The evolution of the crystalline phase as a function of packing fractions in granular sphere packings has also been studied experimentally earlier; in particular, using refractive index matching techniques, Panaitescu et al.61 and Rietz et al.62 showed the emergence of clusters with FCC and HCP ordering with cyclically sheared granular spheres. Our study further indicates that at high enough frequencies the HCP phase begins to dominate at the expense of FCC clusters, as shown in Fig. 7(d). The HCP phase initially grows from well defined stacking faults, shown in Fig. 7(c). This is to be compared with the simulations of33 where, at constant (low) frequencies, the variation of amplitudes leads to a densification of the granular assembly, involving the dominance of FCC clusters overall. We suggest therefore that the dominant kind of crystallinity observed in such spontaneous transitions under shaking depends on a delicate balance of amplitude and frequency in a way that is as yet not fully understood.

The role of icosahedral ordering and the coexistence of two kinds of crystalline ordering (FCC and HCP) are issues that have also been investigated in colloidal systems14,15,16,17,18,63. Pusey et al.14. showed a clear tendency towards the FCC structural ordering in slowly grown hard colloidal spheres. Leocmach et al.18 also observed crystalline ordering to be more frequently observed than icosahedral ordering in colloidal systems, with a growth in the former and no noticeable growth in the latter as the glass transition temperature was approached.

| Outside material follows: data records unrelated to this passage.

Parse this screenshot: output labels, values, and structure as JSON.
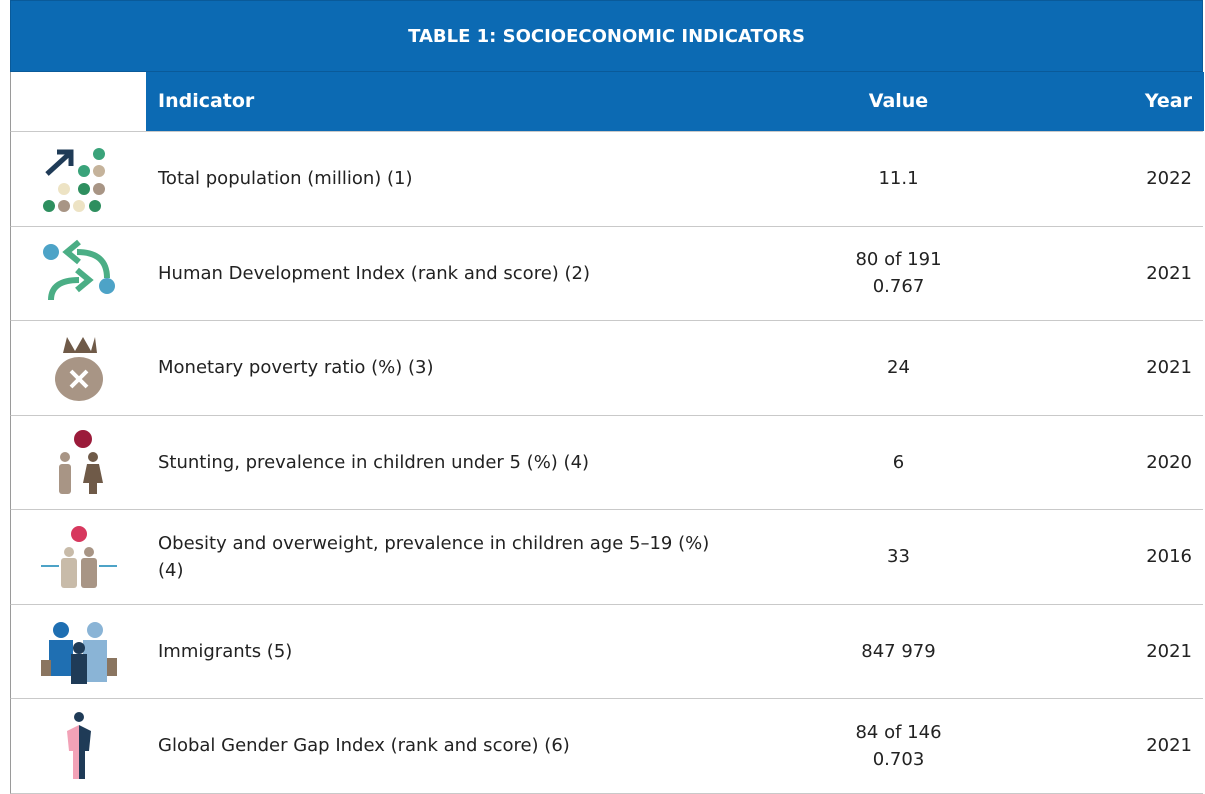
{
  "table": {
    "title": "TABLE 1: SOCIOECONOMIC INDICATORS",
    "header": [
      "Indicator",
      "Value",
      "Year"
    ],
    "rows": [
      [
        "Total population (million) (1)",
        [
          "11.1"
        ],
        "2022"
      ],
      [
        "Human Development Index (rank and score) (2)",
        [
          "80 of 191",
          "0.767"
        ],
        "2021"
      ],
      [
        "Monetary poverty ratio (%) (3)",
        [
          "24"
        ],
        "2021"
      ],
      [
        "Stunting, prevalence in children under 5 (%) (4)",
        [
          "6"
        ],
        "2020"
      ],
      [
        "Obesity and overweight, prevalence in children age 5–19 (%) (4)",
        [
          "33"
        ],
        "2016"
      ],
      [
        "Immigrants (5)",
        [
          "847 979"
        ],
        "2021"
      ],
      [
        "Global Gender Gap Index (rank and score) (6)",
        [
          "84 of 146",
          "0.703"
        ],
        "2021"
      ]
    ]
  }
}
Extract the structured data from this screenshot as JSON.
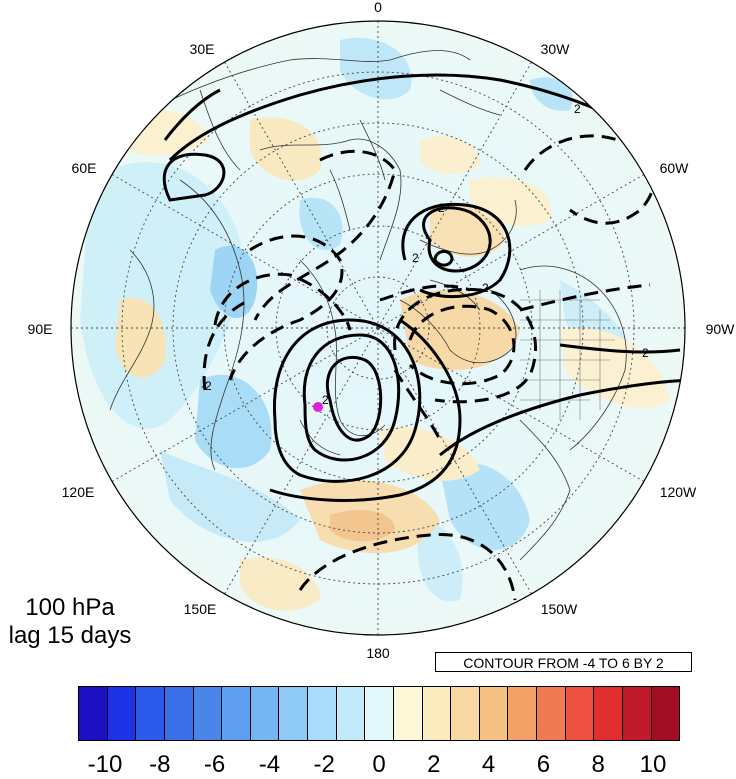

This competitive interaction between the coexisting FCC and HCP has also been predicted theoretically by simulation studies33,64,65,66,67,68. The Monte Carlo simulation studies reported by Shinde et al.33 correlate the competitive interaction between FCC and HCP structures with the presence of dislocations between differently ordered domains. The numerical study reported by Klumov et al.67,68. shows the competitive fluctuations between FCC and HCP clusters in highly crystalline packings, with the existence of a sharp disorder – order phase transition at ϕC ≈ 0.64. Also, icosahedral ordering is observed within the narrow packing fraction range, in agreement with our study. Various other calculations64,65,66 reported in the literature have indicated that the very small free energy difference between FCC and HCP structures might explain the coexistence of and dynamical competition between these two crystalline structures.

Conclusion

In this paper, we present the results of real – space neutron tomography measurements on packings of highly monodisperse granular steel spheres, carried out to study the structural evolution of these packings from an initially disordered state to one containing a high degree of crystallization. For the particular values used in this work, it appears that increasing shaking frequency and amplitude leads to the compaction of the assembly, with a rise in packing fraction ϕ from 0.62 to 0.71. The disordered initial state (ϕ ≈ 0.62) is characterized by the presence of localized icosahedral ordering, while at higher packing fractions (ϕ ≈ 0.71), there is a spontaneous evolution of crystallinity33. A detailed structural analysis of the latter showed the presence of coexisting FCC and HCP clusters characterized by two interesting features. The first of these concerns the fact that while the icosahedral ordering is localized, with a low population which does not grow, there is a significant increase in crystalline ordering as the transition is approached. The second of these is that initially dominant FCC ordering gives way to HCP ordering as the frequency increases, indicating that there is a dynamical competition at play between these two structures. The nature of this dynamical competition involves a subtle interplay of both amplitude and frequency, as can be seen from a comparison of our results with those of numerical simulations32,33.